LSLGuy is absolutely right that recursion is one of the fundamental ideas of computing, particularly when it comes to algorithms and data structures. Not to be abrasive, but the fact that you have difficulty with it is not relevant.
Don’t assume I have difficulty with recursion just because I think it is good coding practice to avoid it when possible. Many people have difficulty with recursion, I don’t.
Maybe a better question is, why are you walking a tree to count the nodes in it? Why not increment a counter every time a node is added and decrement when it is removed?
Here’s the code for that:
Tree {
addNode(Node parent){
totalNodes++;
/* more code /
}
removeNode(Node node){
totalNodes–;
/ more code */
}
}
If you’re doing a lot of adding and removing of nodes and not a lot of checking the total, theoretically, your method could be more efficient.
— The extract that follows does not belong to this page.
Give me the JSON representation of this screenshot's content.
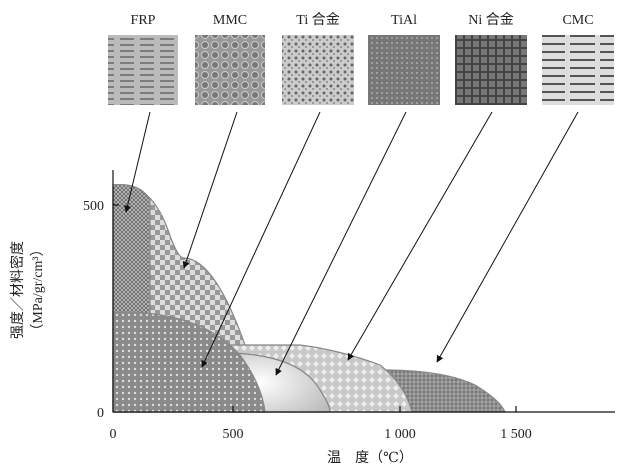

But one addition operation per change is almost certainly going to be negligible. And it’s encapsultated, object oriented, and self documenting.
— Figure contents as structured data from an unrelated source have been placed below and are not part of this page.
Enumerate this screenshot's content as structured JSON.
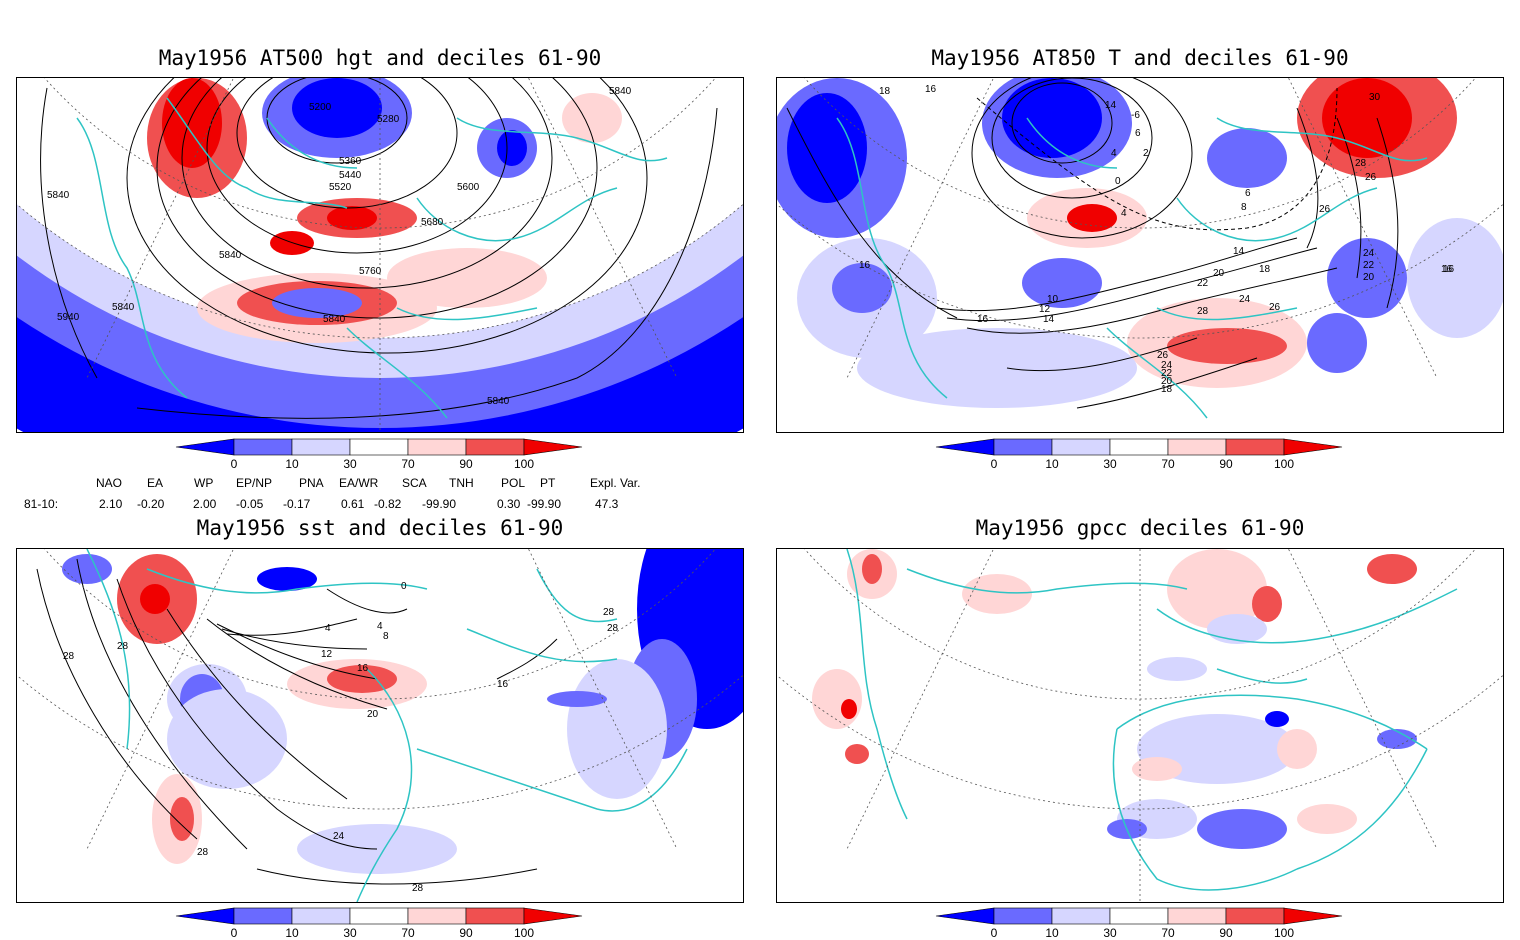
{
  "colors": {
    "deep_blue": "#0000ff",
    "mid_blue": "#6a6aff",
    "light_blue": "#d6d6ff",
    "light_red": "#ffd6d6",
    "mid_red": "#f05050",
    "deep_red": "#f00000",
    "coast": "#2ec4c4",
    "contour": "#000000"
  },
  "colorbar_labels": [
    "0",
    "10",
    "30",
    "70",
    "90",
    "100"
  ],
  "panels": {
    "tl": {
      "title": "May1956 AT500 hgt and deciles 61-90",
      "contour_labels": [
        "5840",
        "5940",
        "5840",
        "5200",
        "5280",
        "5840",
        "5360",
        "5440",
        "5520",
        "5600",
        "5680",
        "5840",
        "5760",
        "5840",
        "5840"
      ]
    },
    "tr": {
      "title": "May1956 AT850 T and deciles 61-90",
      "contour_labels": [
        "18",
        "16",
        "14",
        "-6",
        "6",
        "4",
        "2",
        "0",
        "4",
        "6",
        "8",
        "30",
        "28",
        "26",
        "26",
        "24",
        "22",
        "20",
        "16",
        "16",
        "10",
        "12",
        "14",
        "14",
        "16",
        "20",
        "22",
        "18",
        "24",
        "28",
        "26",
        "26",
        "24",
        "22",
        "20",
        "18",
        "16"
      ]
    },
    "bl": {
      "title": "May1956 sst and deciles 61-90",
      "contour_labels": [
        "28",
        "28",
        "0",
        "4",
        "4",
        "8",
        "12",
        "16",
        "20",
        "16",
        "24",
        "28",
        "28",
        "28",
        "28"
      ]
    },
    "br": {
      "title": "May1956 gpcc deciles 61-90"
    }
  },
  "indices": {
    "headers": [
      "NAO",
      "EA",
      "WP",
      "EP/NP",
      "PNA",
      "EA/WR",
      "SCA",
      "TNH",
      "POL",
      "PT",
      "Expl. Var."
    ],
    "row_label": "81-10:",
    "values": [
      "2.10",
      "-0.20",
      "2.00",
      "-0.05",
      "-0.17",
      "0.61",
      "-0.82",
      "-99.90",
      "0.30",
      "-99.90",
      "47.3"
    ]
  }
}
I’m not even saying that recursion is never useful. I’m just saying, it is better to avoid it if you can. But I get the feeling that we’re approaching the question from very different vantage points.
The problem with a DFS is that I need the deepest nodes. In the end, the DFS will give me a queue with the nodes sorted by their height – but how I do know which nodes are the deepest. (They are the last few nodes in the queue, but how many?)
I didn’t think of the 3-queue method. We ‘overheard’ that someone managed to get the ‘deepest nodes’ with a 3 queue, and we worked it out that it may be done that way.
I don’t like the 3-queue method. It’s clumsy, hard to explain what’s going on and etc. I could just do a DFS (as mentioned above), but I have no idea which nodes will be the deepest.